August: Opening of the new musée de la Libération
The old musée de la Libération was not particularly in the best shape, accessible with difficulty and a bit lost above the gare Montparnasse since 1994. The City of Paris thus decided to give it a new home. On August 25th, in celebration of the 75th anniversary of the Liberation of Paris, the musée de la Liberation will be inaugurated a bit further south, at place Denfert-Rochereau in the 14th.
Two days later on August 27th, the new sister museum, la musée de Général Leclerc – musée Jean Moulin, will welcome visitors, installed in a historic site never before open to the public: les pavillons Ledoux, constructed in 1787 and classed as a historic monument.
Completely renovated, these buildings will offer visitors a chronological discovery of the history of World War Two. Around 7,000 objects, including a diverse selection of military objects and day-to-day tools, thousands of documents and photographs, and more than one hundred unique audiovisual testimonies, complete the collection.

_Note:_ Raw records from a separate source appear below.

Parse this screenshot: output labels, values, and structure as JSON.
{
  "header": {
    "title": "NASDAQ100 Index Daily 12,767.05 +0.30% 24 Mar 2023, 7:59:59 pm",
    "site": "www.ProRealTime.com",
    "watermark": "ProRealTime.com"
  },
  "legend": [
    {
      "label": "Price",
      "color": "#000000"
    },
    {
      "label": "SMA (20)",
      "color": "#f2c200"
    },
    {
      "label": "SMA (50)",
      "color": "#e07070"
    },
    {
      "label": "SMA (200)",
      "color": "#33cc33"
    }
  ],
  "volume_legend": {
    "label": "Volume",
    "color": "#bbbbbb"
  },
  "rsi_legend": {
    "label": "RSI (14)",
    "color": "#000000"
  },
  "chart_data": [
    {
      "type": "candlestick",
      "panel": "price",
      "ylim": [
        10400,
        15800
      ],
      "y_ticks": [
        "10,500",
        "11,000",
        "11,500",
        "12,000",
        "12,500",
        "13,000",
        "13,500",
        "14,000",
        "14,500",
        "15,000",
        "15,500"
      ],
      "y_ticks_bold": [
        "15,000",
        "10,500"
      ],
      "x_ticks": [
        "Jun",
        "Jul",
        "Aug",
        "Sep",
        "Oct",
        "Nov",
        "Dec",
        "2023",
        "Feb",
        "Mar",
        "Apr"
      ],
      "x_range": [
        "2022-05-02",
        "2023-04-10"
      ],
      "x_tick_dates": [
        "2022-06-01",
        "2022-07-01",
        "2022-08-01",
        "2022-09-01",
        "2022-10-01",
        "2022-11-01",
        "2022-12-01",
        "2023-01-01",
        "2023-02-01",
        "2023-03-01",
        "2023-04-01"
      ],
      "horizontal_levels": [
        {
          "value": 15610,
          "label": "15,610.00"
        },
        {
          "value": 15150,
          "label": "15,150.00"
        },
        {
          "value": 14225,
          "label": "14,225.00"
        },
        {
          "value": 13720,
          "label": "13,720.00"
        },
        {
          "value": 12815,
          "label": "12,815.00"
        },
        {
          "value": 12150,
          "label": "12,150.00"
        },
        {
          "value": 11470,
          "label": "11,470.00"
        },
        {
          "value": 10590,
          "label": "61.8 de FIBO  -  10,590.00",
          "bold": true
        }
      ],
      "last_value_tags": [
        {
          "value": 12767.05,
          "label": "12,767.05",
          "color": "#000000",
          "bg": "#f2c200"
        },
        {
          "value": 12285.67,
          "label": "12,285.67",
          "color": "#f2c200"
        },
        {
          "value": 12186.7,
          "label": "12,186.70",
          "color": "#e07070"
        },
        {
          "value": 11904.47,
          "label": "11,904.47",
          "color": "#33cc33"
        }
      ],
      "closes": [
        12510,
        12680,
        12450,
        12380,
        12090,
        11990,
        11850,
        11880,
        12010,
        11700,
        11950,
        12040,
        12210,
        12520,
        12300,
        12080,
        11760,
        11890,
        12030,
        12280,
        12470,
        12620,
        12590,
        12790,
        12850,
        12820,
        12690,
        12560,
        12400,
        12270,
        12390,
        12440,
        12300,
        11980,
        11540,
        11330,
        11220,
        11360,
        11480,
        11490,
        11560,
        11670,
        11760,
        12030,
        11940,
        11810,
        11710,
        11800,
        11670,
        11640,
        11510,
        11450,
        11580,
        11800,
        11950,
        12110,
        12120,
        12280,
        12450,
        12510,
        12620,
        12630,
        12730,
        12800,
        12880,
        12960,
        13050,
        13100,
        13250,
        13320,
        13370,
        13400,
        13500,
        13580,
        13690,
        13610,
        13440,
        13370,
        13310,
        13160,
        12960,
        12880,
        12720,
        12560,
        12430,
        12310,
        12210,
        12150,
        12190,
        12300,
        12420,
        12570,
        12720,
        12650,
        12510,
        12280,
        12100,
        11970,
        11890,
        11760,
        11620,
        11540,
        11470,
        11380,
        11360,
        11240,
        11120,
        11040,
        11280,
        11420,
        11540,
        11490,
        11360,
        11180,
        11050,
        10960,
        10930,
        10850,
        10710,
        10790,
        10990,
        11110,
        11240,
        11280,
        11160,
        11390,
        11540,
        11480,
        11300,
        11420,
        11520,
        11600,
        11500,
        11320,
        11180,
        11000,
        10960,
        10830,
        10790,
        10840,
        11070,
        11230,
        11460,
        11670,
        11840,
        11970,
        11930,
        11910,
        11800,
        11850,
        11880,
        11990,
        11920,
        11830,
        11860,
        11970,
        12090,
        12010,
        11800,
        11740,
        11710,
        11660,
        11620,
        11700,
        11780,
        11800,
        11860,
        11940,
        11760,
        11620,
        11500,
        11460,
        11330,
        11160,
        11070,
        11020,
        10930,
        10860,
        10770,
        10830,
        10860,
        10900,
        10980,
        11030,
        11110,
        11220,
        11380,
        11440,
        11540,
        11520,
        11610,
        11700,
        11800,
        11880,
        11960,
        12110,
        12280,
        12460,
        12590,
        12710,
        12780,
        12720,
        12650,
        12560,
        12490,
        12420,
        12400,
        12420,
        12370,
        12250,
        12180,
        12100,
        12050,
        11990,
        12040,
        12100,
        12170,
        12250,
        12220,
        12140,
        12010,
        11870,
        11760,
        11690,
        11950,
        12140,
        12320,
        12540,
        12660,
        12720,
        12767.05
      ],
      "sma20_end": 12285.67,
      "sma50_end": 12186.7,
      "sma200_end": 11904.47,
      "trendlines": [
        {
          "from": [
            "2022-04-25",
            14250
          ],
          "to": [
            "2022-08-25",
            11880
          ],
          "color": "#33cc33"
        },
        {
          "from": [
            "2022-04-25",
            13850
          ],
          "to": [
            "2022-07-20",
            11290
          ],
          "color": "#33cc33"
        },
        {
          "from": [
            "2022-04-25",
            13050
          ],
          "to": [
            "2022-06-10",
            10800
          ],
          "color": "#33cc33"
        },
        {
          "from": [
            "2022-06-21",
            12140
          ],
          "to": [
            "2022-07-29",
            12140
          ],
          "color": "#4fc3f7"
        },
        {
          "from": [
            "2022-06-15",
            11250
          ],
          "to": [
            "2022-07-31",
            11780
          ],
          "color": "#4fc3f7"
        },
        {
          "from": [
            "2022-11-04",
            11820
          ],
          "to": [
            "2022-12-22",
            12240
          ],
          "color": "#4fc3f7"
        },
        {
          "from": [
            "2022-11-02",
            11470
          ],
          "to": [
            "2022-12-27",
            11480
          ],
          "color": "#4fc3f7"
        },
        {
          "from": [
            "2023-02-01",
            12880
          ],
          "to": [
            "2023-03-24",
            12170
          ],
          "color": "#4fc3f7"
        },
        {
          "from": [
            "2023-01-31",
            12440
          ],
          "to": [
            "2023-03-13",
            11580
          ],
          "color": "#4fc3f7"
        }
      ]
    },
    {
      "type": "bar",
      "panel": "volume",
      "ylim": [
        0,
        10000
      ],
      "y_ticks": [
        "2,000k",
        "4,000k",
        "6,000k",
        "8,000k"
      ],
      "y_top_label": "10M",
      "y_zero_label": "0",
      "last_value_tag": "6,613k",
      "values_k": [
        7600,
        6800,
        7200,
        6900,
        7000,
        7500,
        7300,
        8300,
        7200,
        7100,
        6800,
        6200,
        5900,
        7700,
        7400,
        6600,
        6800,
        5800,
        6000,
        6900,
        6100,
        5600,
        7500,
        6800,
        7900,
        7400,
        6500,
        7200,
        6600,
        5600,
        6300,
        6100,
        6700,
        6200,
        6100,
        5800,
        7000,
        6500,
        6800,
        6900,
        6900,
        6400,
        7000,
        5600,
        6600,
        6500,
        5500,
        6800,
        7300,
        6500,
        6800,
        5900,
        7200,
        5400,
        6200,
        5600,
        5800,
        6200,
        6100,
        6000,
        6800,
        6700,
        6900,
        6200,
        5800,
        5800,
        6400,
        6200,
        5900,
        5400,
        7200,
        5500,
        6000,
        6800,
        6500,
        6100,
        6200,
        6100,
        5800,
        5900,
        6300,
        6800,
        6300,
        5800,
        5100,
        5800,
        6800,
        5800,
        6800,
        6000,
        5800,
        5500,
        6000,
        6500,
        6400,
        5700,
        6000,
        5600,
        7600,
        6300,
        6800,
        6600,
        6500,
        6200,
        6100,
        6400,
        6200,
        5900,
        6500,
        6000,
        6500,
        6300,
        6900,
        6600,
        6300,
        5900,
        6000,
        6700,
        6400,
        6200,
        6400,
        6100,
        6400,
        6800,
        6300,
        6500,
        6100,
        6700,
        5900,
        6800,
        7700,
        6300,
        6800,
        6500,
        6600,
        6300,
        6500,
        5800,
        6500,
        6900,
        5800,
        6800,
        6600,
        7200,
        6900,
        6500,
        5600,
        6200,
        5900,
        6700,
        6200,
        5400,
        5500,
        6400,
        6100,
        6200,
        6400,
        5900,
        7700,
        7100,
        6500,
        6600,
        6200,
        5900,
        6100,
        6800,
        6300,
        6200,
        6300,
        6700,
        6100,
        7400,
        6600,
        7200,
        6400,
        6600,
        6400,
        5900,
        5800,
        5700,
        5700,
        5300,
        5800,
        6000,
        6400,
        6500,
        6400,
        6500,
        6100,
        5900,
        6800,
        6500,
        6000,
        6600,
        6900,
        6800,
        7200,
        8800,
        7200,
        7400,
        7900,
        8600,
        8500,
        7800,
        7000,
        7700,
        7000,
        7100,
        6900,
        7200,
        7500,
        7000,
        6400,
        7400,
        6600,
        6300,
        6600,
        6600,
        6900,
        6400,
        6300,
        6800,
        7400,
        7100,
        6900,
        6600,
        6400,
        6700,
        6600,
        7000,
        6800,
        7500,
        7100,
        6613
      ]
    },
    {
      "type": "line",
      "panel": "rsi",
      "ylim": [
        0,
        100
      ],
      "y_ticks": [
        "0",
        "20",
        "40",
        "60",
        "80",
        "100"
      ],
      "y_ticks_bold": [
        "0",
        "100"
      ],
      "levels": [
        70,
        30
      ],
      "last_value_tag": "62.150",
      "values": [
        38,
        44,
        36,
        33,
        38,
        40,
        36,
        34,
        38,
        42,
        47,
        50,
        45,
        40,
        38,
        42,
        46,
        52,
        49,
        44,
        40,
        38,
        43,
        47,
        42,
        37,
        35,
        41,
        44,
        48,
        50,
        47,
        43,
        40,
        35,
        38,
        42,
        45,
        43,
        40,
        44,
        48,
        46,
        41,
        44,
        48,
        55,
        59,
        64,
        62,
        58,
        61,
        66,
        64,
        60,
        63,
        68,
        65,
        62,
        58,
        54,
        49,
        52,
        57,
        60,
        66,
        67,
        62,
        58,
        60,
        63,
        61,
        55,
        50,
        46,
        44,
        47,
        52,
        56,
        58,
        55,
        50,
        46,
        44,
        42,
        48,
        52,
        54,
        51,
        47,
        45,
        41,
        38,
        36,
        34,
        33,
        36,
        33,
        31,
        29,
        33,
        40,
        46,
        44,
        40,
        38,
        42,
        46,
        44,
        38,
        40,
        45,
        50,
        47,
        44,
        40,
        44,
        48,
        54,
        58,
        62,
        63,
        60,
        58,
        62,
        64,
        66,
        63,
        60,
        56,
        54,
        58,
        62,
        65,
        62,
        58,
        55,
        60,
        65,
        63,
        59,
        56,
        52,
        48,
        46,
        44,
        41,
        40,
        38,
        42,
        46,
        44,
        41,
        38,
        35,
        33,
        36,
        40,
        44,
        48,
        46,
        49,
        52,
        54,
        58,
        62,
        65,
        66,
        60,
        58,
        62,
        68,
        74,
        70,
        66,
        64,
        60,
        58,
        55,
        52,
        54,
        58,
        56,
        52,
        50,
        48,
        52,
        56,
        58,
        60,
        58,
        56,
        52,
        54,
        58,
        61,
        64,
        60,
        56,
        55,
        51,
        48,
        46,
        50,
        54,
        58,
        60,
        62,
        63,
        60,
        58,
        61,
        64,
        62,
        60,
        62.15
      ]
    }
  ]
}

Construction costs run at about 20 million euros, for the most part financed by the City of Paris (13 million euros). Before the grand opening, future visitors can follow the advancement of the construction site online. chantiermuseeliberation.paris.fr
December: reopening of the musée Galliera
This museum is one of the lesser-known treasures of the 16th. Closed in the fall for one year of construction and renovation, the musée Galliera, dedicated to fashion, with more than 200,000 collection pieces from the 18th century to present-day, will reopen in December 2019.
This small palace, situated in front of the Palais de Tokyo, will be reborn as a permanent fashion museum, the only one in France. Its exhibition area will be doubled, with the opening of vaulted cellars into galleries named after Gabrielle-Chanel.
A bit earlier in the year in September, the Théâtre du Châtelet (1st), another emblematic cultural institution of the capital, will reopen its doors as well.
December: a bicycle path from Bastille to Étoile
Crossing all of Paris from east to west and back again on a bike in a proper bike lane: what was once a cyclist’s pipe dream is coming to fruition at the end of this year. The construction of the continuous bike path linking Bastille to place de l’Étoile, via rue du Rivoli and place de la Concorde, will terminate in December.
Since December 20th of last year, a dedicated 4-meter wide lane has been available from Bastille to Châtelet, much to the delight of bike lovers. Once construction connecting Châtelet to Concorde finishes, a designated 6 km path will thus be formed. This “royal road” will pass in front of the Hôtel de Ville, the Louvre, and the Tuileries, climbing the most beautiful avenue in the world, le Champs-Elysées, until reaching its summit at the Arc de triomphe. The inauguration of the completed section will take place in December.